En revanche, Marie-Pascale Pomey se dit agréablement surprise de la gestion gouvernementale de la crise. « Les points de presse rassemblant politique et santé publique, c’est un super-coup de relations publiques – il manque juste un patient. C’est très compliqué de communiquer adéquatement lors d’une crise sanitaire comme celle que nous vivons et les messages sont clairs et bienveillants », relève-t-elle.
Ce que trouve également étonnant l’ancien directeur Marc-André Maranda: « Je suis agréablement surpris de la rapidité avec laquelle le gouvernement a pris en charge cette crise sanitaire et a réussi à vendre des mesures drastiques à la population. Pourtant, nous n’avons pas la réputation d’être des champions de l’obéissance. »

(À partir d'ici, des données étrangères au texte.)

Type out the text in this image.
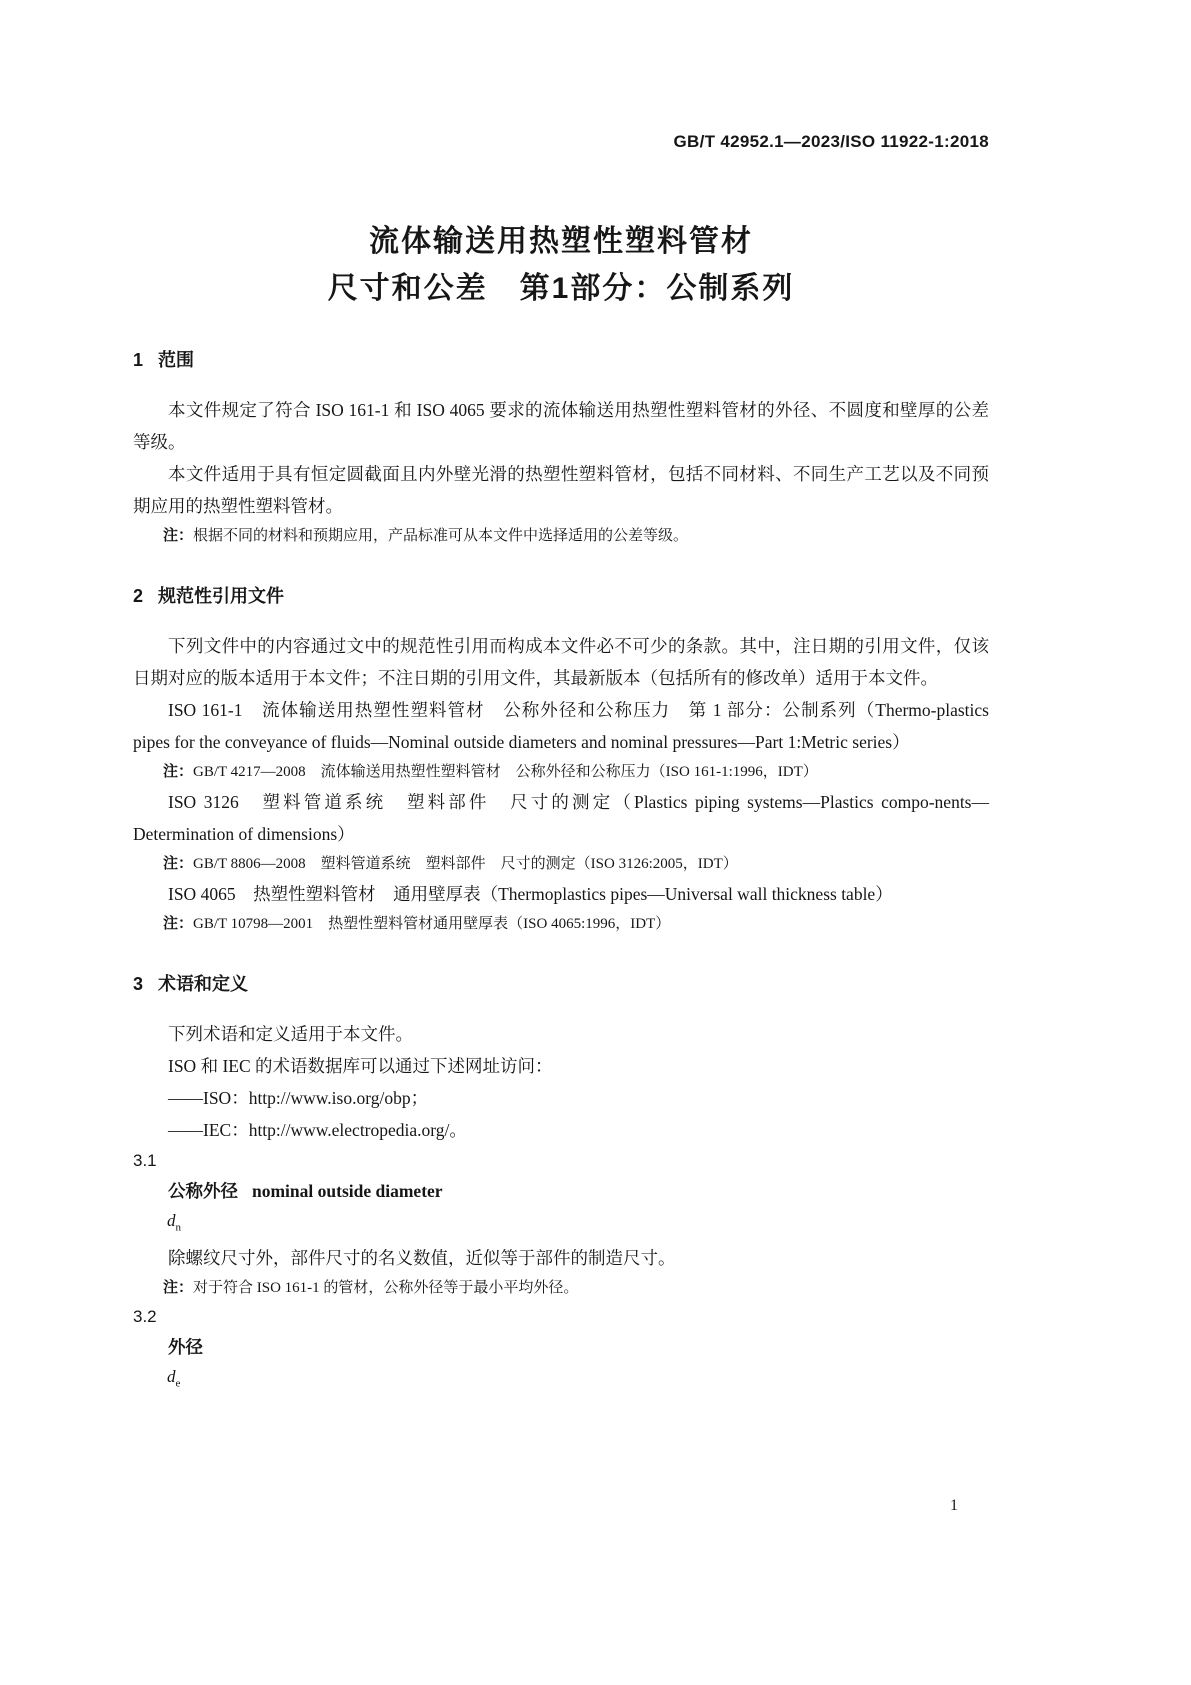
GB/T 42952.1—2023/ISO 11922-1:2018
流体输送用热塑性塑料管材
尺寸和公差　第1部分：公制系列
1 范围

本文件规定了符合 ISO 161-1 和 ISO 4065 要求的流体输送用热塑性塑料管材的外径、不圆度和壁厚的公差等级。

本文件适用于具有恒定圆截面且内外壁光滑的热塑性塑料管材，包括不同材料、不同生产工艺以及不同预期应用的热塑性塑料管材。

注：根据不同的材料和预期应用，产品标准可从本文件中选择适用的公差等级。

2 规范性引用文件

下列文件中的内容通过文中的规范性引用而构成本文件必不可少的条款。其中，注日期的引用文件，仅该日期对应的版本适用于本文件；不注日期的引用文件，其最新版本（包括所有的修改单）适用于本文件。

ISO 161-1　流体输送用热塑性塑料管材　公称外径和公称压力　第 1 部分：公制系列（Thermo-plastics pipes for the conveyance of fluids—Nominal outside diameters and nominal pressures—Part 1:Metric series）

注：GB/T 4217—2008　流体输送用热塑性塑料管材　公称外径和公称压力（ISO 161-1:1996，IDT）

ISO 3126　塑料管道系统　塑料部件　尺寸的测定（Plastics piping systems—Plastics compo-nents—Determination of dimensions）

注：GB/T 8806—2008　塑料管道系统　塑料部件　尺寸的测定（ISO 3126:2005，IDT）

ISO 4065　热塑性塑料管材　通用壁厚表（Thermoplastics pipes—Universal wall thickness table）

注：GB/T 10798—2001　热塑性塑料管材通用壁厚表（ISO 4065:1996，IDT）

3 术语和定义

下列术语和定义适用于本文件。

ISO 和 IEC 的术语数据库可以通过下述网址访问：

——ISO：http://www.iso.org/obp；

——IEC：http://www.electropedia.org/。

3.1

公称外径 nominal outside diameter

$d_n$

除螺纹尺寸外，部件尺寸的名义数值，近似等于部件的制造尺寸。

注：对于符合 ISO 161-1 的管材，公称外径等于最小平均外径。

3.2

外径

$d_e$

1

Marie-Pascale Pomey est plus critique du manque d’information sur les mesures à venir, sur l’accès aux soins de santé pour les personnes à risque qui ne souffrent pas du coronavirus et sur l’impact économique qui va découler du confinement. « Il y a peu de transparence sur ce qui s’en vient. Nous avons besoin d’un lieu où trouver une information complète et c’est un peu étrange de ne pas l’avoir ».